The tool flagged 4,085 papers — 12.3% of all of the papers examined — as having characteristics associated with paper-mill articles. The researchers identified potentially fraudulent papers in 19 out of the 20 journals that they examined. Nature Cancer was the only journal in the analysis that had not published any suspicious papers. (Nature’s news team is editorially independent of its publisher, Springer Nature, which also publishes Nature Cancer.)

Adam Day, the founder of research-integrity firm Clear Skies in London, which helps publishers to find out whether their journals are being targeted by paper mills, says that detecting patterns of inflated citation counts helps spot journals at risk.

Researchers have noted problems with BERT in a previous study, such as detecting false positives2 — papers that were genuine. It’s unclear whether BERT’s false-positive rate affects the latest study results, says Day.

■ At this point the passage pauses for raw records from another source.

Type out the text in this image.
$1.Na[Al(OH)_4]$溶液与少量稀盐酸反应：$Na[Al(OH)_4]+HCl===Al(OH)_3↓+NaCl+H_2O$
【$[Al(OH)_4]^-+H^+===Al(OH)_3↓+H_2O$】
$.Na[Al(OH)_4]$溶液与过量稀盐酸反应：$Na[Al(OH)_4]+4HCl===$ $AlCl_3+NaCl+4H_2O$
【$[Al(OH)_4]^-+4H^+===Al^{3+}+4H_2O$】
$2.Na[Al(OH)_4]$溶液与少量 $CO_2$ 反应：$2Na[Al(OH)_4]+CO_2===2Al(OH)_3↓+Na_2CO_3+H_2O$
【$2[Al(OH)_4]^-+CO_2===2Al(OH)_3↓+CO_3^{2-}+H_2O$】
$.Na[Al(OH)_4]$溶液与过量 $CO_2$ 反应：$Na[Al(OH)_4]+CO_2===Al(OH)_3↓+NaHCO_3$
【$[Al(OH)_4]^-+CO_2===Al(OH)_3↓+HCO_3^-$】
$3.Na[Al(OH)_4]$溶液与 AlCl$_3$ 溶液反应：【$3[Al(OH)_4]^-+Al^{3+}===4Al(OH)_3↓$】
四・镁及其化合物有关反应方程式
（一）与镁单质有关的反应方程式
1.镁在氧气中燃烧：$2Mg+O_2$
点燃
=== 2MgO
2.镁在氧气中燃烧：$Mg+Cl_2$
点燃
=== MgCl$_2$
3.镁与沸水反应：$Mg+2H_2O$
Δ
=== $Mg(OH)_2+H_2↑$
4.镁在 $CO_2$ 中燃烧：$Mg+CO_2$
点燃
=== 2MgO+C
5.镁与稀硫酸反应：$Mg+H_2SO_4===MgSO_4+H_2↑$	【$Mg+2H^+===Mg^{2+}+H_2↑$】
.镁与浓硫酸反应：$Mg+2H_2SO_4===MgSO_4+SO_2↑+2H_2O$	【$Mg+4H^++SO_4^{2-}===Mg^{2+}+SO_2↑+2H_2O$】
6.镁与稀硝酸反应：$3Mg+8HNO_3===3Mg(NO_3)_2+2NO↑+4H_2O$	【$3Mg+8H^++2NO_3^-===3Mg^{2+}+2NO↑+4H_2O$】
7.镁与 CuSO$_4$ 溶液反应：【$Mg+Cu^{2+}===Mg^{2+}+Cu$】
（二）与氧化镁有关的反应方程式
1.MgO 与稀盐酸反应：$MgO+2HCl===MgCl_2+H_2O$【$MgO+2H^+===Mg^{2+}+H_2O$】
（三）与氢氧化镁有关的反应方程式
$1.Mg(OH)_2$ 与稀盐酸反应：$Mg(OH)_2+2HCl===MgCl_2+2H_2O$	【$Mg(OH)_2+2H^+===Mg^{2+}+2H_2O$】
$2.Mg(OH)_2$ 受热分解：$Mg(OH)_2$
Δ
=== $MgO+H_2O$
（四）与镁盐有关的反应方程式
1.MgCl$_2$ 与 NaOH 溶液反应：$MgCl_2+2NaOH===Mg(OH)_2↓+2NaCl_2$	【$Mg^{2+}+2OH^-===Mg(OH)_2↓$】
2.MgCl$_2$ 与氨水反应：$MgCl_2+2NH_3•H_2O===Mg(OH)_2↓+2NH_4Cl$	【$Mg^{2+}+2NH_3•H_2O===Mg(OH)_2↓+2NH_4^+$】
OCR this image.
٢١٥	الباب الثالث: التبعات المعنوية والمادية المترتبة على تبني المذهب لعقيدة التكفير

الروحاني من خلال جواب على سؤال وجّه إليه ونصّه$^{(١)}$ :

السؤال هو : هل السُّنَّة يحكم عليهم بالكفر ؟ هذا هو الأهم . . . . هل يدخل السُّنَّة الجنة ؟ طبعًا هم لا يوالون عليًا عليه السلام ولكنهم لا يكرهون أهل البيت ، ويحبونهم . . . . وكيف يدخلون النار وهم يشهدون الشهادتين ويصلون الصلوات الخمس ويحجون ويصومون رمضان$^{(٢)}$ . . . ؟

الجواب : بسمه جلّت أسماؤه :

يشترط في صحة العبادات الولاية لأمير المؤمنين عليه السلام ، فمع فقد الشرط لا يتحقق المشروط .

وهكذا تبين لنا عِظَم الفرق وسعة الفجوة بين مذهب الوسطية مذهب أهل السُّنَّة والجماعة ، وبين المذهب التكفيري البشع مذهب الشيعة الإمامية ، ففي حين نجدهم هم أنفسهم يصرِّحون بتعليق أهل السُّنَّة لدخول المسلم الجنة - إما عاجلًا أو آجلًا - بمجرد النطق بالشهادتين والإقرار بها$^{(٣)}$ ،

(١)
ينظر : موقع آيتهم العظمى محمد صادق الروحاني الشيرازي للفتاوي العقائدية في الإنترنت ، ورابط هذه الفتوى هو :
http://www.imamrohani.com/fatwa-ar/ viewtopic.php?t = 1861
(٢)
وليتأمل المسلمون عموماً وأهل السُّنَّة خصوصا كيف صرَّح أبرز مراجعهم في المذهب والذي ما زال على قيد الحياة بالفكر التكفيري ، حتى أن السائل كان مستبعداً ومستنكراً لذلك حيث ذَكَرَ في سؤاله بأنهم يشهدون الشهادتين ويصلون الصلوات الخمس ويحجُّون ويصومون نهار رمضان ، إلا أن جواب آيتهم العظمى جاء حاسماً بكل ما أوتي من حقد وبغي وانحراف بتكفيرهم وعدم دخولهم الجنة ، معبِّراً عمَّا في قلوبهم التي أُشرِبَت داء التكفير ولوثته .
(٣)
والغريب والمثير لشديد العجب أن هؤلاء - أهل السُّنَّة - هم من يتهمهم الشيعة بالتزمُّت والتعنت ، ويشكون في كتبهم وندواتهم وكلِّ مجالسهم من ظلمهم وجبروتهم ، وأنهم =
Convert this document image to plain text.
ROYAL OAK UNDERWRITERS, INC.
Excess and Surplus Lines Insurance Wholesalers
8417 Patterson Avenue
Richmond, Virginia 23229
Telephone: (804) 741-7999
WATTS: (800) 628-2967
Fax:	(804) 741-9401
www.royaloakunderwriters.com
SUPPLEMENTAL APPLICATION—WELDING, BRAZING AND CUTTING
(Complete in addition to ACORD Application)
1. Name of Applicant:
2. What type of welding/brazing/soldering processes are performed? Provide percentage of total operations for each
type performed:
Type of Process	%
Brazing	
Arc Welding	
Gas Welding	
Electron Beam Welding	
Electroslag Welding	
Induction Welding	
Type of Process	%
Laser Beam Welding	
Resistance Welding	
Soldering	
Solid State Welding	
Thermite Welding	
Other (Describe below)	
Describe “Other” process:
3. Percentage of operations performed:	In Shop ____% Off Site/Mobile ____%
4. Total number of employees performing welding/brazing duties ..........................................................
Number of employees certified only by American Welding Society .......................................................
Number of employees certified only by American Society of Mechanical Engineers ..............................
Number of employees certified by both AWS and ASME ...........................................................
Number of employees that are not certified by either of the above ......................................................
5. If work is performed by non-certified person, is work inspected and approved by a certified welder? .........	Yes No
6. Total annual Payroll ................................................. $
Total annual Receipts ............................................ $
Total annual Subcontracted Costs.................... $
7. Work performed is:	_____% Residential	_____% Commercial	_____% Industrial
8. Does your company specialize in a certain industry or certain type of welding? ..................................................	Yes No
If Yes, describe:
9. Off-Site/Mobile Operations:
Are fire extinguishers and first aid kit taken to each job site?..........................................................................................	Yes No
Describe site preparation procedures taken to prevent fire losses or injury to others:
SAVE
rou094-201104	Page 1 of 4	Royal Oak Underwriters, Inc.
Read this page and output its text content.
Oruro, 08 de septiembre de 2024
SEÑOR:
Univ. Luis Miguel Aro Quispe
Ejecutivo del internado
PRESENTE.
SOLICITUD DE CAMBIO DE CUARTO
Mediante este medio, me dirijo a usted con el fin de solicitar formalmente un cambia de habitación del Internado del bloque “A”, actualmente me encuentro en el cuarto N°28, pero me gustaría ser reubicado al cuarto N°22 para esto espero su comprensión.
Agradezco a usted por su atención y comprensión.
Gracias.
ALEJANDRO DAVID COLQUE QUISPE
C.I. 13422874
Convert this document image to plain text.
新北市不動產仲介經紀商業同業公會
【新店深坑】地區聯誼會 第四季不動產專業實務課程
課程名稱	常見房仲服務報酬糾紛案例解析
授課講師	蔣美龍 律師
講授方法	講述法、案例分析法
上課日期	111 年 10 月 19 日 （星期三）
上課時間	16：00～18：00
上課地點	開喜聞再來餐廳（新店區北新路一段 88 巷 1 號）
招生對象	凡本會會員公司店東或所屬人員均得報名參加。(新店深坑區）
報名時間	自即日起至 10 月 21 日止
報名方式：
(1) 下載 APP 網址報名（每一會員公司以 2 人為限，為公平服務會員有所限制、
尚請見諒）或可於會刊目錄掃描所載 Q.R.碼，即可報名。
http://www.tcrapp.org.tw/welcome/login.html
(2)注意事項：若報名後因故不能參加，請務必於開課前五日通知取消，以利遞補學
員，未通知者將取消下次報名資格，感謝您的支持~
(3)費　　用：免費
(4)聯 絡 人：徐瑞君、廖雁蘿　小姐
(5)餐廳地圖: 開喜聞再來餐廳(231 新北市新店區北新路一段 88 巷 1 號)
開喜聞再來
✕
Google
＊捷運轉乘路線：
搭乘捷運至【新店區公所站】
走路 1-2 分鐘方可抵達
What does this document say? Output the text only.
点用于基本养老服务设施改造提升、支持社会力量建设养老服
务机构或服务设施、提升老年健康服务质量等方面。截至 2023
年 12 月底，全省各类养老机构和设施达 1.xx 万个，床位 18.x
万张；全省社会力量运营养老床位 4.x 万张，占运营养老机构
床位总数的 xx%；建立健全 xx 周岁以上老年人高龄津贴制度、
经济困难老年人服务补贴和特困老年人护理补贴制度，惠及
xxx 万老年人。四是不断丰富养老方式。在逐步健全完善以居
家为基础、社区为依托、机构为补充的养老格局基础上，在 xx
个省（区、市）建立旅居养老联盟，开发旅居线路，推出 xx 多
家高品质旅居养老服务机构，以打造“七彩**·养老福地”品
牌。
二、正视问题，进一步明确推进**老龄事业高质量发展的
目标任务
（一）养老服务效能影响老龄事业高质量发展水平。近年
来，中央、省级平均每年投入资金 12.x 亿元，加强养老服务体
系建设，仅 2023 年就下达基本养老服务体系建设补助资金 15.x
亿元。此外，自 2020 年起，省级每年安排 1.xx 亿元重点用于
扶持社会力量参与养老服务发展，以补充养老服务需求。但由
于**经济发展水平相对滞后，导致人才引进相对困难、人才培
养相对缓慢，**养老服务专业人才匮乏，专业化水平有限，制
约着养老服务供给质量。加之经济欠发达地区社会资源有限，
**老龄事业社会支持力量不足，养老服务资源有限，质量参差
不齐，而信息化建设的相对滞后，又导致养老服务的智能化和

Barnett says that the 4,085 flagged papers probably include some genuine studies. But given the large sample size, these will not change the general patterns seen in their findings. He notes that the tool is meant to point towards probable suspects and general patterns of paper-mill activity — rather than definitively determine whether a paper is genuine or not.

Gaming citations

The team also examined the citation patterns of suspicious papers and the journals in which they were published. They found that the suspect articles had been cited by other papers up to twice as many times as papers that had not been flagged. The difference between the citation rate of suspicious and non-suspicious papers was highest in the first few years after publication, but dropped off over time.

The researchers also identified a pattern of suspicious papers citing other suspicious papers. The authors suggest that paper mills are citing their previous papers. “When a dishonest researcher buys a paper mill product, they not only get a published paper, but also get citations to that paper as part of the bargain,” says Barnett.

In some journals, suspicious papers accounted for more than half of the citations that they received. For example, for Molecular Cancer and the Journal of Experimental & Clinical Cancer Research, 57% of citations came from flagged papers. (Both journals are published by the BMC portfolio, which is owned by Springer Nature.)

Selene Carey, the publishing director for BMC journals, said that she and her team are reviewing the preprint’s findings and will take action where appropriate.